Assays for tamoxifen and taxane sensitivity

Nuvera’s assay for predicting response to tamoxifen was developed from genes that are co-expressed with the estrogen receptor (ER) gene. This assay was evaluated for predicting relapse-free survival in patients with ER-positive tumors treated with tamoxifen as the only adjuvant therapy (ASCO BCS, 2007).

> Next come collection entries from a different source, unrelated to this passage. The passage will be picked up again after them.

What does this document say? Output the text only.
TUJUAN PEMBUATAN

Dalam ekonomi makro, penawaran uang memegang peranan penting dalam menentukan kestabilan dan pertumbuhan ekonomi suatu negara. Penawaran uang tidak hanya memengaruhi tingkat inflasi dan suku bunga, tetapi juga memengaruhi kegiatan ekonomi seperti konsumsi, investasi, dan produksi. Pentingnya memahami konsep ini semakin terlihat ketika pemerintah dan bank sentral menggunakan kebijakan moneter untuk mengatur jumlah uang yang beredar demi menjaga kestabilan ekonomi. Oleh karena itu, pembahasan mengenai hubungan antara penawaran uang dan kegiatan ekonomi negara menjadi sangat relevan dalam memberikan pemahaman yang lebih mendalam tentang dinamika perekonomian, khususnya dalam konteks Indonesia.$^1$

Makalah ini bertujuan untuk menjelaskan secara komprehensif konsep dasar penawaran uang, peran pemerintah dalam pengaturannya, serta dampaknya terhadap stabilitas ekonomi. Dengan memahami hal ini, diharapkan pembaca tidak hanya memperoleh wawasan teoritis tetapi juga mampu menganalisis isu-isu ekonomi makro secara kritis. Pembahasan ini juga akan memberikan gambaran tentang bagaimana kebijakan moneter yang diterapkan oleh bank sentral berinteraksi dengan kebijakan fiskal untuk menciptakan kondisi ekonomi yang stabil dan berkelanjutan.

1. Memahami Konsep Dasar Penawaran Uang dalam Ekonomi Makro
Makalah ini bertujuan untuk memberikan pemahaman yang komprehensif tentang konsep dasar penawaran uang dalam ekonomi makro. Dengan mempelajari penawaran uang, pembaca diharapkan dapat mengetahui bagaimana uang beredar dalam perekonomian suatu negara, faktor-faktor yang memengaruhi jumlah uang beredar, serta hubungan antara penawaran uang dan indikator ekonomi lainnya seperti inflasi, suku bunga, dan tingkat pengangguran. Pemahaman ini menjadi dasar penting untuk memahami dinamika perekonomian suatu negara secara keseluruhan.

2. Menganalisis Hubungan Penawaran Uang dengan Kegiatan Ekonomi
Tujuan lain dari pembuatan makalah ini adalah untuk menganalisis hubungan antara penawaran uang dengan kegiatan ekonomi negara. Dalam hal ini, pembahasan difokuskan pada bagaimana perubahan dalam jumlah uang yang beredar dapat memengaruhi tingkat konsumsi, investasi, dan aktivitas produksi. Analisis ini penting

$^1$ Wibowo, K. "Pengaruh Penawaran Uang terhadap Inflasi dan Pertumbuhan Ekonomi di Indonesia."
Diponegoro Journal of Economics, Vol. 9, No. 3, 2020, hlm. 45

Independent validation study showed that high assay scorers (therapy responders) had significantly higher distant relapse-free survival (DRFS) compared to low scorers (non-responders). On the other hand, a separate evaluation of a cohort of patients who did not receive any therapy after surgery showed no benefit in DRFS between high and low scorers demonstrating that the assay is specific of therapy outcome rather than of a prognostic effect.

Nuvera has developed a predictor for taxane-containing chemotherapy response based on prospective neoadjuvant trials at M.D. Anderson (Hess et al, JCO, 2006; Hatzis et al, ASCO, 2008). The improved assay, presented at ASCO 2008, was developed with needle biopsies of HER2-normal, stage I-III breast cancer patients who received taxane-chemotherapy. Predictor cross-validation showed that patients with excellent response had significantly better relapse-free survival. More significantly, the predictor showed that, in a subset of patients with triple-negative breast tumors (n=94), which are difficult to treat, about half of the patients would have an excellent outcome with less than 10% relapse 5 years after taxane-therapy, whereas the other half would be resistant to taxane-therapy and have a 60% probability of relapse.

“With these assays now focused firmly on market development, we will accelerate the development of our pipeline products for other cancer therapies,” said Dr. Padukone. Nuvera continues to actively collaborate with an established clinical network to study tumor response to standard and targeted drug therapy regimens in order to develop a diagnostic portfolio across a range of cancers.